The glimmer of embarrassment on Archer's face was perfectly acted, though Kit knew it for what it was. The man had to gorge himself constantly to keep the fat on his body, which his healing ability could use as fuel.

What Kit actually meant was that by going into such a dangerous situation, Archer had risked being injured badly enough to alert everyone around him of his true nature. As far as the world knew, he was human.

They had decided, upon cementing their small conspiracy, to divide the dangers up in the most efficient way possible. Kit, being openly Next, would handle the more risky elements. She was the one who fought, who dealt with Robinson. It was her job to be obvious and implement whatever physical actions they deemed necessary to find the truth about Fairmont.

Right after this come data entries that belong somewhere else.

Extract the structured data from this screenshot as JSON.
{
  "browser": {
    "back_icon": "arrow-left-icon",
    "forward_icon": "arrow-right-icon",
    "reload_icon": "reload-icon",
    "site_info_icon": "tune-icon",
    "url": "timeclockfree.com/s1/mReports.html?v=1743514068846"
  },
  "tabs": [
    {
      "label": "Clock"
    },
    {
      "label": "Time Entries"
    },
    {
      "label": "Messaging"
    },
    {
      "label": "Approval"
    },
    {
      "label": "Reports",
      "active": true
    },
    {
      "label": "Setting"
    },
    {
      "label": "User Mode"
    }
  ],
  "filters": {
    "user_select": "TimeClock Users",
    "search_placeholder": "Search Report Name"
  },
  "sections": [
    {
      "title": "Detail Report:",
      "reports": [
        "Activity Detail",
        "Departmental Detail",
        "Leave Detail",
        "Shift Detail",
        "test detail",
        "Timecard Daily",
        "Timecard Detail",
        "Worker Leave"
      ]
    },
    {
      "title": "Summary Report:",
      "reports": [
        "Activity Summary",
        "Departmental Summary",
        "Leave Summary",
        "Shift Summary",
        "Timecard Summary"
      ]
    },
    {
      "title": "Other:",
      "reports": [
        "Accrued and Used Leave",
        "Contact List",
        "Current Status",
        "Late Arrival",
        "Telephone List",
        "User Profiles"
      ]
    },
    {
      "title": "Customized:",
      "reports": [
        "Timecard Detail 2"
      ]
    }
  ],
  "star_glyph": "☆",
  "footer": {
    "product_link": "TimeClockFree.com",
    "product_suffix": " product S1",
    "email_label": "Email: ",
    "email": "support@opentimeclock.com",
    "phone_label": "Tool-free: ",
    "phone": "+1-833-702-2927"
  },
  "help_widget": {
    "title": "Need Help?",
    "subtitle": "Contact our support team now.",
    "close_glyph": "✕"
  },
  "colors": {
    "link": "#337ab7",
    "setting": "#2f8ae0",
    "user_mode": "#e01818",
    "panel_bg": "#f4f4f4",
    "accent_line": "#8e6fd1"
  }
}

Success depended critically on Archer staying in the closet, so to speak. As an administrator and bureaucrat, his searches for information, requests for certain personnel, and all manner of other less-dazzling but important tasks were seen as just part of the job.

“Well, just glad you didn't hurt yourself,” Kit said, forcing a smile.

Archer gave an award-worthy sigh, then smiled wryly as he patted his gut. “Guess I should hit the gym if I want to start getting in fights, eh?” He looked at Graysen expectantly, and the girl did a wonderful impression of a deer in headlights.

“Stop messing with her, Archer,” Kit said. “You know she's not going to answer that.”

They called in a cleanup crew, though James Shane was on his way to the facility long before they arrived on scene.